Usually, to teach these cars to work together, you show them videos where Friend A and Friend B are looking at the exact same car at the exact same time. This helps them learn, "Oh, this laser point cloud looks like this camera picture."

But in the real world, data is messy.

  • Friend A's data was collected in New York in 2023.
  • Friend B's data was collected in Tokyo in 2024.
  • They never appear in the same video frame together.

This is Modality Isolation. It's like trying to translate a book from English to Japanese, but you've never seen an English sentence and its Japanese translation side-by-side. You only have a pile of English books and a pile of Japanese books, but no dictionary to link them.

Existing methods try to force a connection by guessing, but they fail because they rely on seeing the same scene twice. They also require sending huge amounts of raw data (like sending the whole photo instead of just a description), which clogs up the network.

The Solution: CodeAlign (The Universal Translator)

The authors propose CodeAlign, a clever new system that acts like a Universal Translator that doesn't need the original text to work.

Here is how it works, using a simple analogy:

1. The "Codebook" (The Secret Dictionary)

Instead of trying to translate "Laser Point" directly to "Camera Pixel" (which is hard because they are so different), CodeAlign creates a Codebook for each friend.

  • Think of the Codebook as a dictionary of "concepts" or "stamps."
  • Friend A (LiDAR) learns to describe everything using a specific set of stamps (e.g., "Car-Shape-Stamp," "Tree-Shape-Stamp").
  • Friend B (Camera) learns to describe everything using the same set of stamps.

Even though they speak different languages, they agree on the meaning of the stamps.

2. The "FCF" Translation (Feature-Code-Feature)

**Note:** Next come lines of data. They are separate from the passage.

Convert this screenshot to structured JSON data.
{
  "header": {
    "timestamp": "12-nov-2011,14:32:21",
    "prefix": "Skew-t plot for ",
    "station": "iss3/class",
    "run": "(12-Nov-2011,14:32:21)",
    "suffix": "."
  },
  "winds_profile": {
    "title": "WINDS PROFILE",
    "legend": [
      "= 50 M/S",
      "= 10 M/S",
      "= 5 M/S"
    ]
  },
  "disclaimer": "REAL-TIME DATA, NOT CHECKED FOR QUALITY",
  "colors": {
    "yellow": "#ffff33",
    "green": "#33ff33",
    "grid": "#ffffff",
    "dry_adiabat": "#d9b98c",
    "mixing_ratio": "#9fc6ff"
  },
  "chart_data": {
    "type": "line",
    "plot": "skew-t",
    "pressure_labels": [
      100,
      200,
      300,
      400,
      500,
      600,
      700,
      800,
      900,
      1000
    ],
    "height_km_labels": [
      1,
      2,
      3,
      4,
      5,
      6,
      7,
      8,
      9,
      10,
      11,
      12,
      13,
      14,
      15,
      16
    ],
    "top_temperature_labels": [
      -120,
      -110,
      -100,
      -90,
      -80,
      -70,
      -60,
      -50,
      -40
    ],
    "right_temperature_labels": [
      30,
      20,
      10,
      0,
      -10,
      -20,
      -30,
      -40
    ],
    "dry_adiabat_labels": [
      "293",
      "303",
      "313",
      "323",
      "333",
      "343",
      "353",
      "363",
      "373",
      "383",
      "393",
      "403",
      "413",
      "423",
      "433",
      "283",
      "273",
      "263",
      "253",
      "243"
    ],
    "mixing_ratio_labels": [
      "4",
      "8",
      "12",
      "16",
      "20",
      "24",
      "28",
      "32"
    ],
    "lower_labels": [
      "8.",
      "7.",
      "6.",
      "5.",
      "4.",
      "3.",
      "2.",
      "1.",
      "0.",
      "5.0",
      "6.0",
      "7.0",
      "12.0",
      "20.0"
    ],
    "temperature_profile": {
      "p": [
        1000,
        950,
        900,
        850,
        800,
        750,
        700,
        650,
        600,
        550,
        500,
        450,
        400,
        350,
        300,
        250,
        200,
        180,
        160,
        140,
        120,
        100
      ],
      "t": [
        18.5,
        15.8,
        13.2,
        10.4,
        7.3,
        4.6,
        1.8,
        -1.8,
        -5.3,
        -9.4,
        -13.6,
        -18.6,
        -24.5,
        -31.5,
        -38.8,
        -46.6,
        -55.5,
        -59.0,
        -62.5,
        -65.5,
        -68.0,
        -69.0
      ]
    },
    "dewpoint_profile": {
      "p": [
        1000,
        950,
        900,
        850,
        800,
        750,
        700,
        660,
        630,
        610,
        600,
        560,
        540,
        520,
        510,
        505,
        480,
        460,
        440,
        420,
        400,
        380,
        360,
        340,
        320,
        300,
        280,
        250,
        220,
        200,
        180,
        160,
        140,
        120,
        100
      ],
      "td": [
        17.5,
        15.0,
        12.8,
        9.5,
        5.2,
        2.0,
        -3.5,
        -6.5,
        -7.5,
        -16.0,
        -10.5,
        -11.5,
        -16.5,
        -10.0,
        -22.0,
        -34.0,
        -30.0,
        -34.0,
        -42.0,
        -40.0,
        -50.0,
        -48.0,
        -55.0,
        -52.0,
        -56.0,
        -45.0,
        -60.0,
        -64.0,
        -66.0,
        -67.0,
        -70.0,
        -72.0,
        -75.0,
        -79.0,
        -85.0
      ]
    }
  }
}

This is the magic trick. When Friend A wants to talk to Friend B:

  1. Feature to Code: Friend A looks at a laser point cloud and says, "This is Stamp #42." (They don't send the whole cloud; they just send the number 42).
  2. Code to Feature: Friend B receives "Stamp #42." Because they both use the same dictionary, Friend B knows exactly what "Stamp #42" looks like in their own camera world. They instantly reconstruct a perfect camera image of that object.

The Result: They never needed to see the same scene together to learn this. They just needed to learn their own "stamps" separately, and then agree on what the stamps mean.

Why is this a Big Deal?

The paper highlights three massive wins:

  1. It Works Without Meeting: You can train Friend A and Friend B separately. You don't need a dataset where they are together. This solves the "Modality Isolation" problem.
  2. It's Super Fast and Cheap:
    • Old Way: Sending a full 3D scan is like mailing a heavy suitcase.
    • CodeAlign Way: Sending "Stamp #42" is like sending a text message.
    • The paper says this reduces the data traffic by 1,024 times. That's like going from a highway traffic jam to a single bicycle lane.
  3. It's Smarter: Because the "stamps" are very precise, the cars actually see better than before. In tests, it improved detection accuracy significantly compared to previous methods.

The "Group" Trick

If two friends do happen to have data together (like Friend A and Friend C), CodeAlign lets them share a Group Codebook. This is like two friends who speak similar dialects agreeing to use a shared, slightly larger dictionary. This makes the translation even more accurate and saves time.

Summary

CodeAlign is like giving every self-driving car a pocket dictionary of "universal concepts." Even if the cars have never met and have totally different sensors, they can instantly translate their observations into a common language, share it efficiently, and understand the world together better than ever before. It turns a chaotic, disconnected group of sensors into a perfectly synchronized team.